Page MenuHomePhabricator

Analyse results of query explorer AB test
Closed, ResolvedPublic

Description

An AB test was recently run on enwiki for T187148 from 20180302 through 20180316. The data is stored in HDFS as the SearchSatisfaction schema (hdfs://analytics-hadoop/wmf/data/raw/eventlogging/eventlogging_SearchSatisfaction/hourly/2018/03/*)

We ran 3 standard buckets:
control - The currently deployed ML ranker
classic - The classic non-ML ranker
explorer - The new ranker under test

We also ran 2 interleaved buckets:
control-explorer-i: control in A, explorer in B
classic-explorer-i: classic in A, explorer in B

The main question is if explorer is better than control. Offline testing suggests a strong improvement. Classic was also included to see how much improvement we have gained over the current FY by working on ML ranking.

Event Timeline

This data needs to be extracted from sequence files on HDFS to TSV for analysis. I think we should still be able to use the method from T176493#3742836

This data needs to be extracted from sequence files on HDFS to TSV for analysis. I think we should still be able to use the method from T176493#3742836

Thanks @EBernhardson ! Don't worry about it. I can extract the data from searchsatisfaction on HDFS using R interface to Spark.

chelsyx triaged this task as Medium priority.

Report: https://analytics.wikimedia.org/datasets/discovery/reports/Evaluate_features_provided_by_query_explorer_functionality_of_ltr_plugin.html

I excluded data on 3/16 since there were very few records comparing to other days (only 6357 events).

Let me know if you have any questions! :D

Thanks @chelsyx!
Looks like it's a big win in all rounds for explorer, my take away is:

  • despite having a higher ZRR (which was not affected by the test) explorer wins. ZRR directly impact CTR, bad luck for explorer which could have had better CTR with similar ZRR.
  • CTR is significantly higher
  • explorer wins in all interleaved tests (I think it's the first time we see a group winning on every days)
  • there's a big win in CTR for explorer on day 11 which seems unnatural. Perhaps due to a big session this day.
  • every other graphs show a preference for explorer except the "Return to make a different search". But this one is hard to interpret and everything is within the error bounds.

I'd be curious to know what happened on day 11 but I don't think it'll affect my conclusions on this test.

I'm for enabling this new model in production.

Indeed this looks like the strongest improvement we've been able to test so far. I'll push this out to prod this week, and the models for the rest of the wikis with the new feature sets are processing now and should be ready this week as well.

One thought on the analysis, i think the Paul Score graphs used to have larger confidence intervals, which made it obvious they were overlapping. With the larger test sizes we've been running recently the confidence intervals have narrowed and I can't tell on the graph anymore if it beats the CI or not.

Oh also the load time graph.

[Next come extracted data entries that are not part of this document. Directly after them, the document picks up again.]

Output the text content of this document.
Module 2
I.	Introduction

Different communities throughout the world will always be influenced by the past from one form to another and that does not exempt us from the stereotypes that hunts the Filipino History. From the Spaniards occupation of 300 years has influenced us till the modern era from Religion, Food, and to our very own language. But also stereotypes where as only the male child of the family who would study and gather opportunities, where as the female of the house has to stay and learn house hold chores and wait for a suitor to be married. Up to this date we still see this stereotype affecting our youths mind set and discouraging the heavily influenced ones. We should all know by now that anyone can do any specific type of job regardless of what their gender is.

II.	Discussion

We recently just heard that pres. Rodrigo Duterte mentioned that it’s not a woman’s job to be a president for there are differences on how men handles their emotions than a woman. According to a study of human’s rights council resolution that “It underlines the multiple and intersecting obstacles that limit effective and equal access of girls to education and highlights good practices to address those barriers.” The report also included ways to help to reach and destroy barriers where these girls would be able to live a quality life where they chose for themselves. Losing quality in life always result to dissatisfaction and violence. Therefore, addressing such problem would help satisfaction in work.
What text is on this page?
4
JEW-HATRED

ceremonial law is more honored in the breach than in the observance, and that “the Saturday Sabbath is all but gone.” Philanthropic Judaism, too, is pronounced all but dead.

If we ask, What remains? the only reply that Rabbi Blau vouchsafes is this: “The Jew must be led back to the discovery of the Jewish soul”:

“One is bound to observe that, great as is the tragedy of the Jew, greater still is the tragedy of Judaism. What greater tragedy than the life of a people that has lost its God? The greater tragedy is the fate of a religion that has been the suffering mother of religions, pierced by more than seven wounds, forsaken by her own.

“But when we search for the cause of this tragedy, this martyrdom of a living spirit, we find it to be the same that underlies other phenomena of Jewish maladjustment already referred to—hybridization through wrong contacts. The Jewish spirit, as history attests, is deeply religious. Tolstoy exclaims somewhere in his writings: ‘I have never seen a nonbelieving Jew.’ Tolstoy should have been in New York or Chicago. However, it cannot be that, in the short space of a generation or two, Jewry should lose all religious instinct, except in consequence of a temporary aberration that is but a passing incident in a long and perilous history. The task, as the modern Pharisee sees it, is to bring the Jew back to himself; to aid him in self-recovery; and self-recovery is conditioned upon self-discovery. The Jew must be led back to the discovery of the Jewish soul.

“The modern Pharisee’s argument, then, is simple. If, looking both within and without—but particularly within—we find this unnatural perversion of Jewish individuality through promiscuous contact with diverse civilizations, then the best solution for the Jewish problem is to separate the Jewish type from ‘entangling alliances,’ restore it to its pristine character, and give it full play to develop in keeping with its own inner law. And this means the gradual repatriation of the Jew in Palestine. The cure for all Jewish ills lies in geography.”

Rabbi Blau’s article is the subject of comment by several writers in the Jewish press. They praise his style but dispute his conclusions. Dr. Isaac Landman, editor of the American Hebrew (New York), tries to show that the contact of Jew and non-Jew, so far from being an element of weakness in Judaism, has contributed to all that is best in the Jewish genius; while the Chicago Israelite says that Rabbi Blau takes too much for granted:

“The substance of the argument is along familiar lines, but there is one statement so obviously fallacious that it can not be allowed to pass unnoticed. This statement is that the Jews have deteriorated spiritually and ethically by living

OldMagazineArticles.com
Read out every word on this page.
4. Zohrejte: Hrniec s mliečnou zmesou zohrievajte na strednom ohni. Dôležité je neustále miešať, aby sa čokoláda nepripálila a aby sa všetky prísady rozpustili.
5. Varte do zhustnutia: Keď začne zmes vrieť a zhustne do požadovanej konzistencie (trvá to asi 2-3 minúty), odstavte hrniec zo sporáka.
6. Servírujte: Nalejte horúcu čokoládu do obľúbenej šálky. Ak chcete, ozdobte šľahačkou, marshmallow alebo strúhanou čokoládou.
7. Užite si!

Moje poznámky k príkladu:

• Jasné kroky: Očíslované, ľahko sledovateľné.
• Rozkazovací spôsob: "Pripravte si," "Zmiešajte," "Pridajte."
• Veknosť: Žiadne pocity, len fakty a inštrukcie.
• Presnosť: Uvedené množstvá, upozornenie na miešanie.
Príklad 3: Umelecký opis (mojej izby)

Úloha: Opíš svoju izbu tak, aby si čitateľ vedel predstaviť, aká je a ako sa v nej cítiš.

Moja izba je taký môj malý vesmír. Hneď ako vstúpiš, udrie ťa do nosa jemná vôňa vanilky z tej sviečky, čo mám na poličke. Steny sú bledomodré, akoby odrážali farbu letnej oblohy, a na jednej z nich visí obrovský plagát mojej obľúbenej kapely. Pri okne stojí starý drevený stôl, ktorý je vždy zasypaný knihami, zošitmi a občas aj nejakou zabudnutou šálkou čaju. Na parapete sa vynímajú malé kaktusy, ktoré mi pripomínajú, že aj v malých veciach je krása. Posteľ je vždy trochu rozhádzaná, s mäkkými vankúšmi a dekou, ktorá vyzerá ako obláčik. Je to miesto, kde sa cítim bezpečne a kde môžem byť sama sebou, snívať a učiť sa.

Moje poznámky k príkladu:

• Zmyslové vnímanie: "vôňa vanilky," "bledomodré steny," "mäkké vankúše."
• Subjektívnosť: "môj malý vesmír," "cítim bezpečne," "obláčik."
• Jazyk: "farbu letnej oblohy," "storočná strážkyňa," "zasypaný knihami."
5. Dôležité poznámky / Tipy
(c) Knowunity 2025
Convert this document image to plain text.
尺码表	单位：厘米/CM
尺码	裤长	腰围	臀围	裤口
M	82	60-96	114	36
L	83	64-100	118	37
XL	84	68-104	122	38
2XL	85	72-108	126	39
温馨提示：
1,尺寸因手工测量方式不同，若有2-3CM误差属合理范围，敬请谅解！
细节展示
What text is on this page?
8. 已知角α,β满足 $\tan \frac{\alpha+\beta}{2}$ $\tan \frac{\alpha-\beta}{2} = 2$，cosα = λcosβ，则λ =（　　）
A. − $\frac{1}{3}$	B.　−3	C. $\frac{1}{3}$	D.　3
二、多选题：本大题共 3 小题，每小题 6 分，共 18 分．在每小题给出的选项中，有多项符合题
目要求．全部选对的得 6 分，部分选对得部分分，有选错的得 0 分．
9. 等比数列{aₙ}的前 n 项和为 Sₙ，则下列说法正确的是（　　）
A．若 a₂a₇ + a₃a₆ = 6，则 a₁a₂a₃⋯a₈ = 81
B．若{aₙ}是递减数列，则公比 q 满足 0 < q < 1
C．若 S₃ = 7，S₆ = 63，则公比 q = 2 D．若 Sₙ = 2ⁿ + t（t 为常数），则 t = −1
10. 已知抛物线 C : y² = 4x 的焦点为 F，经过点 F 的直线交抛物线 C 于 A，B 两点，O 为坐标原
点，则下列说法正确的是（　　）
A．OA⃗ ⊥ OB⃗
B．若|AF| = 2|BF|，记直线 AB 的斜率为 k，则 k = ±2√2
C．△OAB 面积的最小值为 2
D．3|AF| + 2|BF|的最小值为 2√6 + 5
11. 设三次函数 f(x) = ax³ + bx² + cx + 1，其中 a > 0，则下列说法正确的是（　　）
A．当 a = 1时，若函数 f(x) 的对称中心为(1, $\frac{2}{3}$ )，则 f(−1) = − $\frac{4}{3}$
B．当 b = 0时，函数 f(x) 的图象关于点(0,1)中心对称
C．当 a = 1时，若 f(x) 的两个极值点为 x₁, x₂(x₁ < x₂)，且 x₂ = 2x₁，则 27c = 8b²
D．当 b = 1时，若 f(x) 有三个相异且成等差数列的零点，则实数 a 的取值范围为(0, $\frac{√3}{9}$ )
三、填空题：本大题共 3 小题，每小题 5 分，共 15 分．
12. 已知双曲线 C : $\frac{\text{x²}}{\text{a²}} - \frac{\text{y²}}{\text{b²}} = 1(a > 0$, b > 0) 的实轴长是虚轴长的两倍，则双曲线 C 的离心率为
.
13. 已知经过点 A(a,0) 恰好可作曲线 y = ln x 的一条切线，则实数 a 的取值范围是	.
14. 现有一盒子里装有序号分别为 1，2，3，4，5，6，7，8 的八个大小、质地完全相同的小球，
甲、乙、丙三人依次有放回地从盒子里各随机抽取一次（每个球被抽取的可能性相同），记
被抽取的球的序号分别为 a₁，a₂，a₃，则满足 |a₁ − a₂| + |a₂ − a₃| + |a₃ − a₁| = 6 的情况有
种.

It's not super clear what the scale is, it looks like log scale ms? If it is, then the right edge of the graph that says 1e15 represents 31k years. We could probably chop some of the right side of this graph off :)

  • despite having a higher ZRR (which was not affected by the test) explorer wins. ZRR directly impact CTR, bad luck for explorer which could have had better CTR with similar ZRR.

@dcausse CTR was not impacted by ZRR. We removed all the zero-result searches when computing CTR.

  • there's a big win in CTR for explorer on day 11 which seems unnatural. Perhaps due to a big session this day.

Yeah, I don't know what happened on March 11. I will look into that when I have time.

One thought on the analysis, i think the Paul Score graphs used to have larger confidence intervals, which made it obvious they were overlapping. With the larger test sizes we've been running recently the confidence intervals have narrowed and I can't tell on the graph anymore if it beats the CI or not.

@EBernhardson I will put the paulscore plot into 3 separate graphs and change the y-scale.

Oh also the load time graph. It's not super clear what the scale is, it looks like log scale ms? If it is, then the right edge of the graph that says 1e15 represents 31k years. We could probably chop some of the right side of this graph off :)

Will do!

The report is updated: https://analytics.wikimedia.org/datasets/discovery/reports/Evaluate_features_provided_by_query_explorer_functionality_of_ltr_plugin.html

  • Change the layout and the y-axis scale of the paulscore graph. Explorer's paulscore is statistically significantly higher!
  • Deleted records with super large load time